Destaque especial para os resultados obtidos em duas freguesias alentejanas: Póvoa de São Miguel (Moura), onde atingiu os 15,4%, tendo sido a terceira força política mais votada, e São Vivente e Ventosa (Elvas), onde ficou em segundo lugar, com 11,9%. De referir, ainda, os 7,0% obtidos na de Sagres (Vila do Bispo) e os 5,9% na do Alvito.

Ao invés, revelou-se bastante mais débil no restante Litoral Centro e no Norte, bem como na emigração, não tendo chegado aos 1,0% em nenhum dos círculos dessas áreas. Tal como nas europeias, registou o valor percentual mais baixo no Porto (0,6%), algo que poderá dever-se ao ferrenho benfiquismo de Ventura, cuja notoriedade vem, exatamente, da sua participação como representante do seu clube num programa desportivo da CMTV.

Os seus votos tiveram as seguintes proveniências: 1,0% da PàF (a maior “fatia”), 5% de partidos extraparlamentares (especialmente, do PNR, mas também do PDR), 3% de brancos e nulos, 0,2% da abstenção, 0,3% de novos eleitores e valores residuais de outras opções de voto.

Com a chegada do Chega ao Parlamento, Portugal deixa de ser um dos países da Europa onde a extrema-direita não tem representação parlamentar. Se, para muitos, tal constituiu um choque, a nós não nos surpreende. Basta ler as caixas de comentários de alguns jornais e ouvir algumas intervenções nos fóruns radiofónicos ou o que se diz nas ruas e nos cafés ou, mesmo, o discurso de alguns agentes policiais para se perceber que existia um mercado eleitoral para esse tipo de ideologia. Apenas lhe faltava um líder com algum carisma, algo que dificultou a afirmação do PNR. Só a persistência do mito lusotropicalista levava muitos a pensar que o nosso país era imune ao “vírus”.

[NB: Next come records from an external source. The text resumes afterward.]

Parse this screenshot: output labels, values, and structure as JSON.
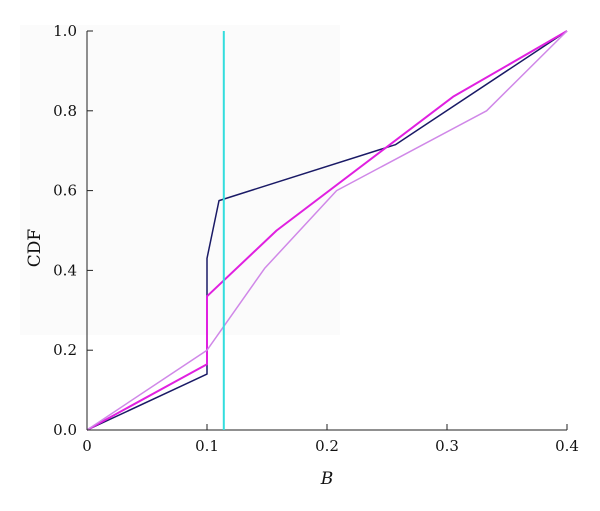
{
  "chart_data": {
    "type": "line",
    "xlabel": "B",
    "ylabel": "CDF",
    "xlim": [
      0,
      0.4
    ],
    "ylim": [
      0,
      1.0
    ],
    "x_ticks": [
      "0",
      "0.1",
      "0.2",
      "0.3",
      "0.4"
    ],
    "x_tick_values": [
      0,
      0.1,
      0.2,
      0.3,
      0.4
    ],
    "y_ticks": [
      "0.0",
      "0.2",
      "0.4",
      "0.6",
      "0.8",
      "1.0"
    ],
    "y_tick_values": [
      0,
      0.2,
      0.4,
      0.6,
      0.8,
      1.0
    ],
    "grid": false,
    "legend": "none",
    "series": [
      {
        "color": "#1a1a66",
        "points": [
          [
            0,
            0
          ],
          [
            0.1,
            0.14
          ],
          [
            0.1,
            0.43
          ],
          [
            0.11,
            0.575
          ],
          [
            0.257,
            0.715
          ],
          [
            0.4,
            1.0
          ]
        ]
      },
      {
        "color": "#e020e0",
        "points": [
          [
            0,
            0
          ],
          [
            0.1,
            0.165
          ],
          [
            0.1,
            0.335
          ],
          [
            0.158,
            0.5
          ],
          [
            0.305,
            0.835
          ],
          [
            0.4,
            1.0
          ]
        ]
      },
      {
        "color": "#d088e8",
        "points": [
          [
            0,
            0
          ],
          [
            0.1,
            0.2
          ],
          [
            0.148,
            0.405
          ],
          [
            0.208,
            0.6
          ],
          [
            0.333,
            0.8
          ],
          [
            0.4,
            1.0
          ]
        ]
      }
    ],
    "vertical_line": {
      "x": 0.114,
      "color": "#33dddd"
    }
  }
}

Apesar de ter sido, até há pouco, militante do PSD e seu candidato autárquico em Loures, manifestando, então, o seu apoio a Passos Coelho e às suas políticas de austeridade, Ventura agarrou a oportunidade. Após ter produzido umas declarações ciganofóbicas durante a campanha autárquica, que se juntam a anteriores de teor islamofóbico, contra a imigração e os refugiados, ganhou notoriedade política, que juntou à que já tinha como comentador desportivo.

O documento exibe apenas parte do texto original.